12. La liberación realizada por Cristo con la verdad de su Evangelio, y


definitivamente con el Evangelio de su cruz y resurrección, conservando su
carácter sobre todo espiritual e "interior", puede extenderse en un radio de
acción universal, y está destinada a todos los hombres. Las palabras "por
gracia habéis sido salvados" (Ef 2, 5), conciernen a todos. Pero al mismo
tiempo, esta liberación, que es "una gracia", es decir, un don, no se puede
realizar sin la participación del hombre. El hombre la debe acoger con fe,
esperanza y caridad. Debe "esperar su salvación con temor y temblor"
(cf. Flp 2, 12). "Dios es quien obra en vosotros el querer y el obrar, como
bien le parece" (Flp 2, 13). Conscientes de este don sobrenatural, nosotros
mismos debemos colaborar con la potencia liberadora de Dios, que con el
sacrificio redentor de Cristo, ha encontrado en el mundo como fuente
eterna de salvación.

JUAN PABLO II

AUDIENCIA GENERAL

Miércoles 10 de agosto de 1988

59
Cristo libera al hombre y a la humanidad para una "nueva vida"

1. Es oportuno que hagamos hincapié en lo que hemos dicho en las ultimas


catequesis considerando la misión salvífica de Cristo como liberación, y a
Jesús como Liberador. Se trata de la liberación del pecado como mal
fundamental, que "aprisiona" al hombre en su interior, sometiéndolo a la
esclavitud de aquel que por Cristo es llamado el "padre de la mentira"
(Jn 8, 44). Se trata, al mismo tiempo, de la liberación para la Verdad, que
nos permite participar en la "libertad de los hijos de Dios" (cf. Rom 8, 21).
Jesús dice: "Si, pues, el Hijo os da la libertad, seréis realmente libres" (Jn 8,
36). La "libertad de los hijos de Dios" proviene del don de Cristo, que
posibilita al hombre la participación en la filiación divina, esto es, la
participación en la vida de Dios.

Así, pues, el hombre liberado por Cristo, no sólo recibe la remisión de los
pecados, sino que además es elevado a "una nueva vida". Cristo, como
autor de la liberación del hombre, es el creador de la "nueva humanidad".
En Él nos convertimos en "una nueva creación" (cf. 2 Cor 5, 17).

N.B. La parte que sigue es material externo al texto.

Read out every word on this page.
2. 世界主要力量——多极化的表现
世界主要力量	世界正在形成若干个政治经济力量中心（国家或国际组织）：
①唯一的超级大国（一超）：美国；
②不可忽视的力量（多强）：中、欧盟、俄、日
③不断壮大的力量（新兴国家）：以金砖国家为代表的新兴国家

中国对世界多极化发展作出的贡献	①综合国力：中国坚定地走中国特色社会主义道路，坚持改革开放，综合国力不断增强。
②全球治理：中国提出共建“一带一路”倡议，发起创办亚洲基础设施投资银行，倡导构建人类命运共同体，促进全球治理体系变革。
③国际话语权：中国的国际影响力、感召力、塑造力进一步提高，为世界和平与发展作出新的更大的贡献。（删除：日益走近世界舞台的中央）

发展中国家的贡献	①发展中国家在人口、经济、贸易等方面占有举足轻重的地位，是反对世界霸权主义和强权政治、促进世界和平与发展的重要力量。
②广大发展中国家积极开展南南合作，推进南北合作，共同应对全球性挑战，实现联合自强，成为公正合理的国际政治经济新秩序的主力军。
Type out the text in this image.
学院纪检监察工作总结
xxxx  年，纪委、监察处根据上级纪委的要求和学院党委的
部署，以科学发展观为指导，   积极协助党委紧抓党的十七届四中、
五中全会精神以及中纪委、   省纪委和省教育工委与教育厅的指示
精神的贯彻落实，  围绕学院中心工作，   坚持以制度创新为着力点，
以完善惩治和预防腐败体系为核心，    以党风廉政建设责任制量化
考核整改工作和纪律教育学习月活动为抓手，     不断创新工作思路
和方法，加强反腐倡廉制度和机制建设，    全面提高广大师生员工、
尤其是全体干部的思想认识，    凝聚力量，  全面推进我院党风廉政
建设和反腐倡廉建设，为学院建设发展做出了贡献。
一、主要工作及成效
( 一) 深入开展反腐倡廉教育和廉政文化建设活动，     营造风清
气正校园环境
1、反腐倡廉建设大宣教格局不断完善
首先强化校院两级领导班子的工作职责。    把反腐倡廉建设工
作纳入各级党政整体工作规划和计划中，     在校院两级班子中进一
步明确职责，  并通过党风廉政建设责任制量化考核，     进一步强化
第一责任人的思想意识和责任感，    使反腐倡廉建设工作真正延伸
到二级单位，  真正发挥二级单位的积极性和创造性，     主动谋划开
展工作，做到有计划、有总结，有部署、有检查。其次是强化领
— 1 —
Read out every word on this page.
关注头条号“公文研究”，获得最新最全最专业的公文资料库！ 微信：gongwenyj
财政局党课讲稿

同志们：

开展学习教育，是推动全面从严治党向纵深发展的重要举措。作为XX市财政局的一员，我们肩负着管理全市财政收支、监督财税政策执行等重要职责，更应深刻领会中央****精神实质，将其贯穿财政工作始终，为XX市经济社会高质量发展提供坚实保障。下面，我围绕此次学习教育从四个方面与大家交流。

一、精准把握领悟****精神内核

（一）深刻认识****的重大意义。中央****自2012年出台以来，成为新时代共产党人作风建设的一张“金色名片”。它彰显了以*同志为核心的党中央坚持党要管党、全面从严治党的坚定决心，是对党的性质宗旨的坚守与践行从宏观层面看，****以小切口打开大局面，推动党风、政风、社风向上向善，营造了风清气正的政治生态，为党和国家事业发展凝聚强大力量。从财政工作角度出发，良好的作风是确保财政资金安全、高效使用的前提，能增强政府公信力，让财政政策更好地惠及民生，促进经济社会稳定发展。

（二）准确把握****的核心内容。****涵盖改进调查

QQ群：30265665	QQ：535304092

2. En esta catequesis vamos a aclarar ulteriormente este aspecto de la


liberación salvífica, que es obra de Cristo. Ella pertenece a la esencia
misma de su misión mesiánica. Jesús hablaba de ello, por ejemplo, en la
parábola del Buen Pastor, cuando decía: "Yo he venido para que (las
ovejas) tengan vida y la tengan en abundancia" (Jn 10, 10). Se trata de esa
abundancia de vida nueva, que es la participación en la vida misma de
Dios. También de esta manera se realiza en el hombre "la novedad" de la
humanidad de Cristo: el ser "una nueva creación".

3. Es lo que, hablando de manera figurada y muy sugestiva, Jesús dice en


su diálogo con la samaritana junto al pozo de Sicar: "Si conocieras el don
de Dios, y quien es el que te dice: 'Dame de beber', tú le habrías pedido a
él, y el te habría dado agua viva.Le dice la mujer: 'Señor, no tienes con qué
sacarla, y el pozo es hondo: ¿De dónde, pues, tienes esa agua viva?'... Jesús
respondió: 'Todo el que beba de esta agua, volverá a tener sed; pero el que
beba del agua que yo le dé, no tendrá sed jamás, sino que el agua que yo le
dé se convertirá en él en fuente de agua que brota para la vida eterna'"
(Jn 4, 10-14).

4. También a la multitud Jesús repitió esta verdad con palabras muy


parecidas, enseñando durante la fiesta de las tiendas: "'Si alguno tiene sed,
venga a mí, y beba el que crea en mí', como dice la Escritura: De su seno
correrán ríos de agua viva" (Jn 7, 37-38). Los "ríos de agua viva" son la
imagen de la nueva vida en la que participan los hombres en virtud de la
muerte en cruz de Cristo. Bajo esta óptica, la tradición patrística y la

60
liturgia interpretan también el texto de Juan, según el cual, del costado (del
Corazón) de Cristo, después de su muerte en la cruz, "salió sangre y agua",
cuando un soldado romano "le atravesó el costado" (Jn 19, 34).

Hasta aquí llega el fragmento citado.